The actual calculation for server load is a little bit complex, but for basic understanding, it can be simplified. The best way to think about server load is that it is the average number of processes that are currently running (or waiting to run) in the given interval. Traditionally, server load is given in blocks of three – one minute, five minutes, and fifteen minutes. Load can be caused for many reasons – actual CPU time, waiting on network buffers, waiting on the disk, and on and on.
In the example you gave, your one-minute load is 1.27, your five-minute load is 0.87, and your fifteen minute load is 0.78 – indicating that something the computer is doing over the last minute is slightly more intensive than what you were doing over the last five and fifteen minutes. Simple.

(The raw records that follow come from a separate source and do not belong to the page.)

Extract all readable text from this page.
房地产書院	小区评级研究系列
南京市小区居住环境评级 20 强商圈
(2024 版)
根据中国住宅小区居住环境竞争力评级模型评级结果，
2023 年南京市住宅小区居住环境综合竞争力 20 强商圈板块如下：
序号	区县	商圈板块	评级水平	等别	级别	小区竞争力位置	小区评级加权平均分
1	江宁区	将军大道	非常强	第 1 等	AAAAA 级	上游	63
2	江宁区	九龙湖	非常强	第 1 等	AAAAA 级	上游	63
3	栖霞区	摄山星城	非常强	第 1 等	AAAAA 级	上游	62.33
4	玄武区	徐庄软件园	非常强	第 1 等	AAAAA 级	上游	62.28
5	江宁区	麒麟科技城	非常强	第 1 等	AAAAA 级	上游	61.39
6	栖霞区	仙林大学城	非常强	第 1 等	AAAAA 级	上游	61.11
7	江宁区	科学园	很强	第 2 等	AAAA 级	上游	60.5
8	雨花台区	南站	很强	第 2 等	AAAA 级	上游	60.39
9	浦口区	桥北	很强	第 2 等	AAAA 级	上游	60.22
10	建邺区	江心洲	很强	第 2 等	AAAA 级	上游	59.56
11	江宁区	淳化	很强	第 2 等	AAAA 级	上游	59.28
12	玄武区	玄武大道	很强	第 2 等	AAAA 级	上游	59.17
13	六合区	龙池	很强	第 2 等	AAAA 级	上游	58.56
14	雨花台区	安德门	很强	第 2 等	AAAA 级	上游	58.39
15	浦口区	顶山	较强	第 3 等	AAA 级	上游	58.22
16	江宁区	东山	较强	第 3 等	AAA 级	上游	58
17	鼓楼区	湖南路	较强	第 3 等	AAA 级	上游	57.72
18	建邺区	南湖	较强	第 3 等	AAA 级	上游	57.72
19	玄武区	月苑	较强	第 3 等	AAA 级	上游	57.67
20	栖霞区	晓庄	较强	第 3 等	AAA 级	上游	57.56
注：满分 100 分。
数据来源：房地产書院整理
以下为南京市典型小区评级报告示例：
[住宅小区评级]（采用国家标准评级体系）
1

It gets more complicated when multi-core servers are taken into consideration, however. When you have only one processor/core, a load greater than 1 means that whatever you have processes that are waiting, for one reason or another, instead of being actively run. That’s generally a bad thing, as it means that whatever you are doing will take longer than it could. When you have multiple cores, however, you can run more than one process at a time. If you have a two core server, the load can go up to two before you start having processes waiting for things, an average of three for three cores, and so on and so on.
Most systems should be run at about a half to two-thirds of their total capacity, as a rule of thumb. Below that, the hardware is underutilized. Above that, it may not be able to handle sudden spikes in activity that come about in most applications. However, there are certain exceptions – some systems should be kept at more restrictive loads, some should be run at full capacity or higher.
None of these rules are hard and fast, and calculations of system load can get quite complicated in real-life situations. But hopefully this will give you a general idea what those numbers mean.